James lay in the dark, waiting. No one had said anything to him. No asking for his side of the story or giving him a lecture. Just silence. To his face. He had heard every word of the not so quiet fight when Ian got home. A fight which answered one question, Ian had never wanted James there. That's why he worked late, why he was merely polite. He had agreed only because it was temporary and he was avoiding James, waiting for the boy to be gone.
Finally it felt like it had been long enough. Everyone should be asleep. James slipped out of his room and down to the den.
They weren't allowed to be on the computer at night. It wasn't a new thing. Almost every house James had lived in had a similar rule. Only this was the first time the adults had been smart enough to figure out how to lock things down. Or so they thought. It had taken James less than a day and a book from the library to find a way around their protection software.
A few quick keystrokes and James was in the computer. It was text only but it worked. James wasn't going to wait for the inevitable breakfast conversation. And fortunately for him, guidance counselors weren't the only ones with sloppy password habits. He just needed to find the right computer.
James flipped open his notebook. Some pages were simple, but effective commands. Others were programming scripts he'd copied from books or written out by hand. They had been mostly random exercises just to see what he could accomplish. Tonight they were his weapons. He felt in control inside computers. They made sense to him. Sometimes he wished he could just jump inside and live in computers like Kevin Flynn or Neo.
It only took four times before James found the system he needed. The stolen username and password worked perfectly. James found his record with ease. Most of it was what he expected, Mrs Caldwell had never been one to hide from him what she was writing in his records or how it might affect his future. If anything she talked about it far far too much for his liking.

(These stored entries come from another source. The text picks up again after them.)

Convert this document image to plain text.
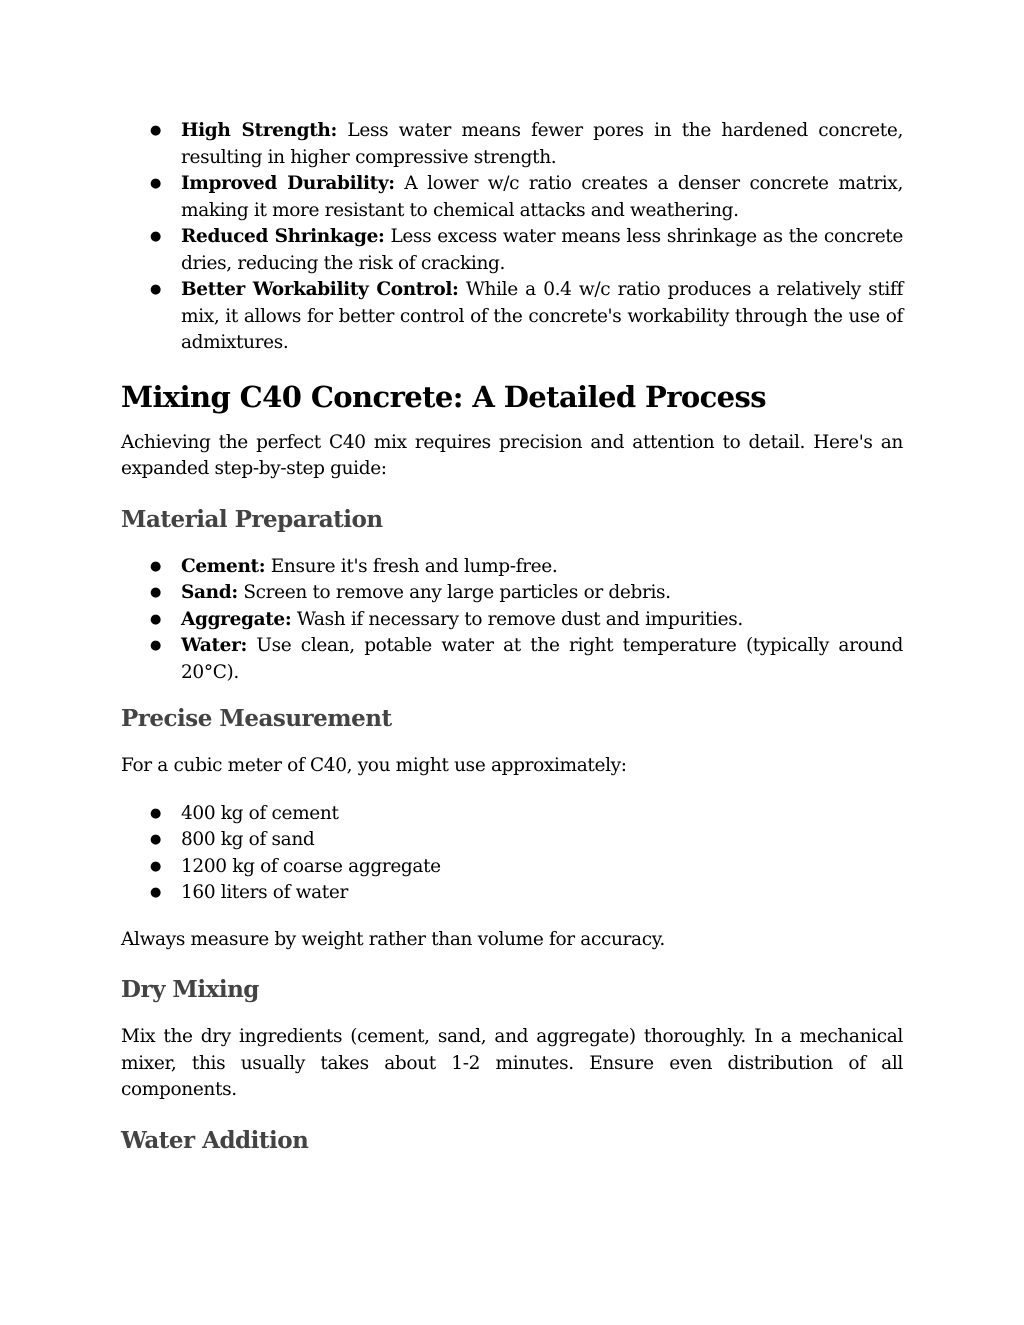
● High Strength: Less water means fewer pores in the hardened concrete, resulting in higher compressive strength.
● Improved Durability: A lower w/c ratio creates a denser concrete matrix, making it more resistant to chemical attacks and weathering.
● Reduced Shrinkage: Less excess water means less shrinkage as the concrete dries, reducing the risk of cracking.
● Better Workability Control: While a 0.4 w/c ratio produces a relatively stiff mix, it allows for better control of the concrete's workability through the use of admixtures.
Mixing C40 Concrete: A Detailed Process

Achieving the perfect C40 mix requires precision and attention to detail. Here's an expanded step-by-step guide:

Material Preparation
● Cement: Ensure it's fresh and lump-free.
● Sand: Screen to remove any large particles or debris.
● Aggregate: Wash if necessary to remove dust and impurities.
● Water: Use clean, potable water at the right temperature (typically around 20°C).
Precise Measurement

For a cubic meter of C40, you might use approximately:

● 400 kg of cement
● 800 kg of sand
● 1200 kg of coarse aggregate
● 160 liters of water

Always measure by weight rather than volume for accuracy.

Dry Mixing

Mix the dry ingredients (cement, sand, and aggregate) thoroughly. In a mechanical mixer, this usually takes about 1-2 minutes. Ensure even distribution of all components.

Water Addition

James quickly found the entry he was expecting to find. Debra had called, from the timestamp it was while they were still at the hospital. Violent outburst, assault, etc etc. Requesting immediate removal. None of it was a shock, of course they would put their own kid ahead of some foster kid. It was the next entry that caught James off guard. It was mostly typical psychobabble BS about how he was emotionally detached, didn't follow rules, didn't socialize, refused to talk about the trauma of his father's death. But the last part, that was the bit that burned. "Recommend immediate removal from foster home to placement at Stanwick." He'd heard the name before. Not from Mrs Caldwell but from chatter. Stanwick was listed as a group home for troubled kids but really it was more of a juvenile detection center. Kids were sent there because they didn't fit out in the real world. And once in, the only way out was turning 18. There was no pleading to the courts for emancipation, no graduating early. There was no way he was going to let them send him there. Screw that. He had tried playing by their rules. Time to write some of his own.